COVID disruptions and worker fatigue coupled with a tight labour market has resulted in some employees being asked to work longer and more unusual hours than normal. Firms feel that this is not sustainable in the long haul and therefore some businesses are purposefully reducing their offering of goods and services.
Labour shortages are seen as the largest constraint for a post COVID economic recovery. Whilst visa applications have picked up markedly throughout 2022 some businesses indicated a lack of confidence in immigration settings and operation. Others feel that New Zealand is becoming a less attractive destination for highly skilled migrant labour as places like Australia and Canada make it easier to attract and retain these workers.
Recovery in the tourism sector depends on many factors
International tourism remains well below pre-COVID levels and is expected to take time to recover. Initially a significant portion of arrivals will have been ‘friends and family’. Longer-haul tourism is only just getting underway and there is uncertainty around how bigger increase we will see for the 2022/23 season given longer lead times. Similarly, the Chinese market remains closed while the Chinese Government continues with its zero-COVID policy.
Recovery in the tourism sector will be a function of getting the right number of workers on time, the extent of the rebound in the airline and associated industries and an improvement in the global economic climate.
Cost pressures will lead to margins being squeezed in the coming year...
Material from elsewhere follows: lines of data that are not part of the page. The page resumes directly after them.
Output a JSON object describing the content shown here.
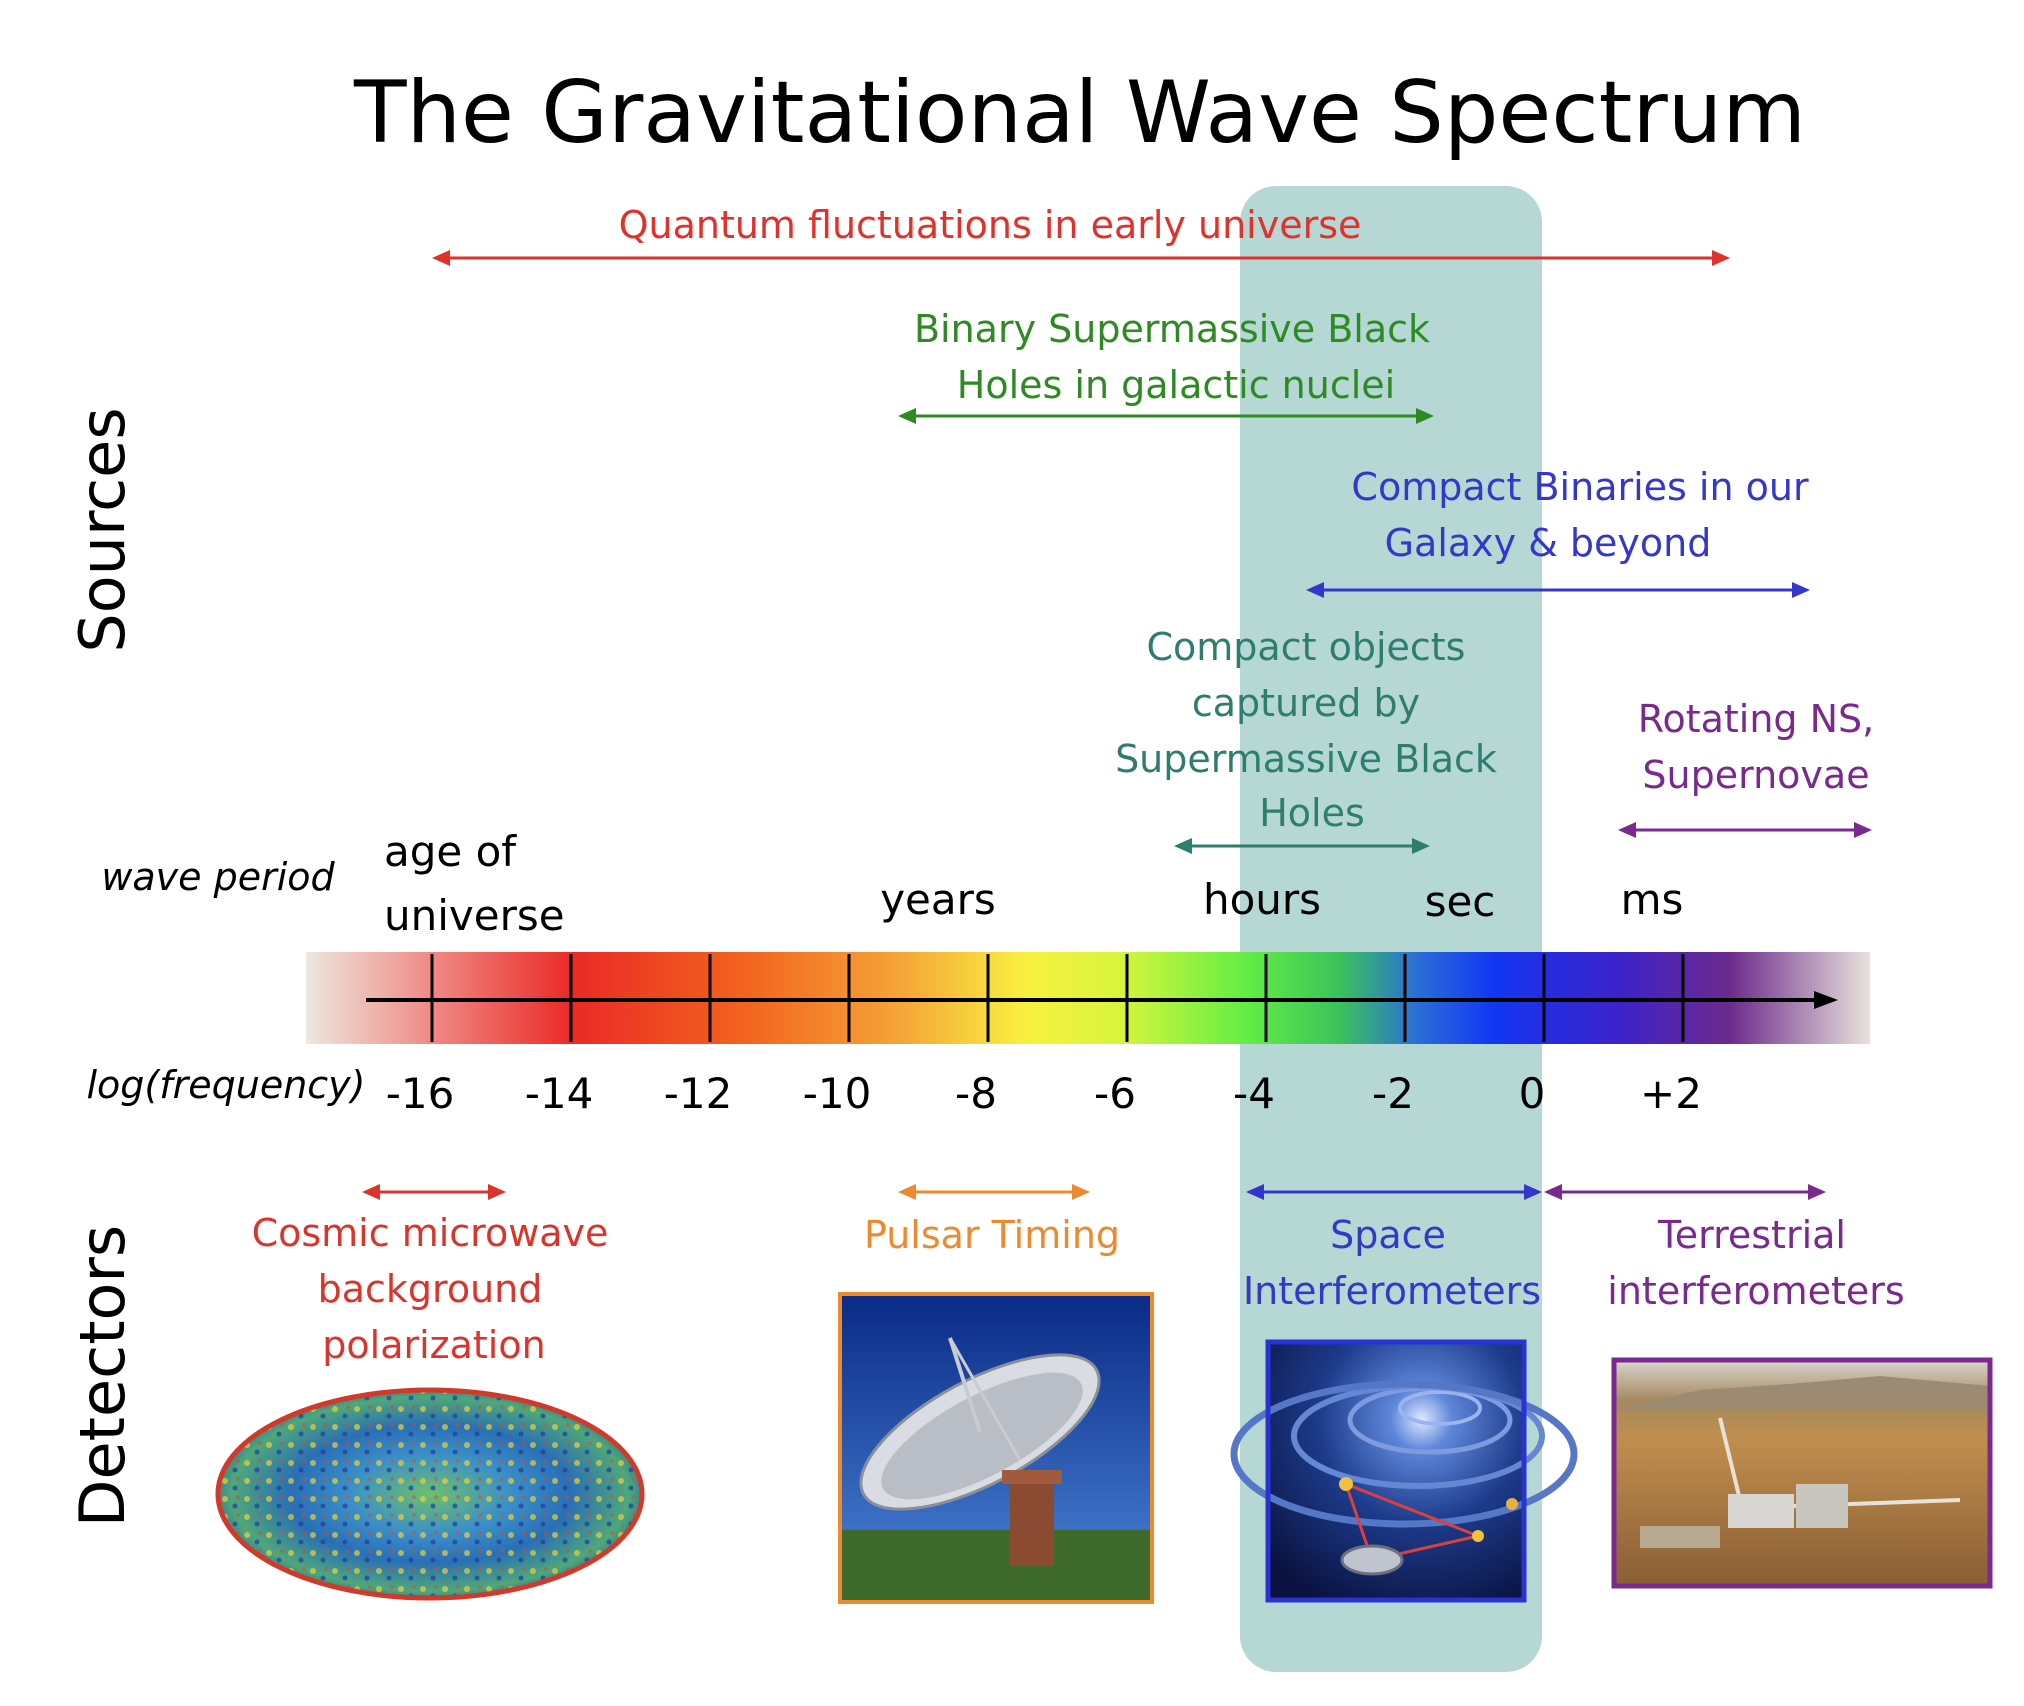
{
  "title": "The Gravitational Wave Spectrum",
  "side_labels": {
    "sources": "Sources",
    "detectors": "Detectors"
  },
  "row_labels": {
    "wave_period": "wave period",
    "log_frequency": "log(frequency)"
  },
  "period_labels": {
    "age_line1": "age of",
    "age_line2": "universe",
    "years": "years",
    "hours": "hours",
    "sec": "sec",
    "ms": "ms"
  },
  "frequency_ticks": [
    "-16",
    "-14",
    "-12",
    "-10",
    "-8",
    "-6",
    "-4",
    "-2",
    "0",
    "+2"
  ],
  "sources": {
    "quantum": {
      "label": "Quantum fluctuations in early universe",
      "color": "#e0312b"
    },
    "smbh": {
      "line1": "Binary Supermassive Black",
      "line2": "Holes in galactic nuclei",
      "color": "#2e8a22"
    },
    "compact_binaries": {
      "line1": "Compact Binaries in our",
      "line2": "Galaxy & beyond",
      "color": "#3437c9"
    },
    "captured": {
      "line1": "Compact objects",
      "line2": "captured by",
      "line3": "Supermassive Black",
      "line4": "Holes",
      "color": "#2f7d6f"
    },
    "rotating": {
      "line1": "Rotating NS,",
      "line2": "Supernovae",
      "color": "#7a2a8e"
    }
  },
  "detectors": {
    "cmb": {
      "line1": "Cosmic microwave",
      "line2": "background",
      "line3": "polarization",
      "color": "#d9352c"
    },
    "pulsar": {
      "label": "Pulsar Timing",
      "color": "#ec8a2f"
    },
    "space": {
      "line1": "Space",
      "line2": "Interferometers",
      "color": "#3437c9"
    },
    "terrestrial": {
      "line1": "Terrestrial",
      "line2": "interferometers",
      "color": "#7a2a8e"
    }
  },
  "colors": {
    "highlight_band": "#b5d8d5",
    "axis": "#000000"
  }
}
Many firms experienced significant profit levels in the 2021 and 2022 years. Government’s COVID-19 stimulus package helped the domestic economy through most of the pandemic. However, subsequent higher interest rates, increasing labour and input costs, continuing supply side constraints and increased New Zealand resident spending abroad will make for tougher trading conditions in the medium term.
In the horticultural sector, unfavourable weather events and the lack of workers impact the quality of fruits that are harvested, resulting in lower prices. While shipping and logistical constraints and cost increases add further pressure on the industry.
...as firms respond to these challenges
To mitigate against supply chain disruptions a lot of firms have increased orders and stock levels. Some firms are sitting with high inventory levels and expect to run these down over the coming months.
The pandemic has driven considerable change to business processes and firms are investing in information technology systems to be more efficient. Working from home is thought to be an enduring feature of the employment landscape bringing both advantages and disadvantages, especially regarding demand for office space and activity in central business districts in larger cities and towns. The impacts of this will become more evident as the world returns to some level of normality.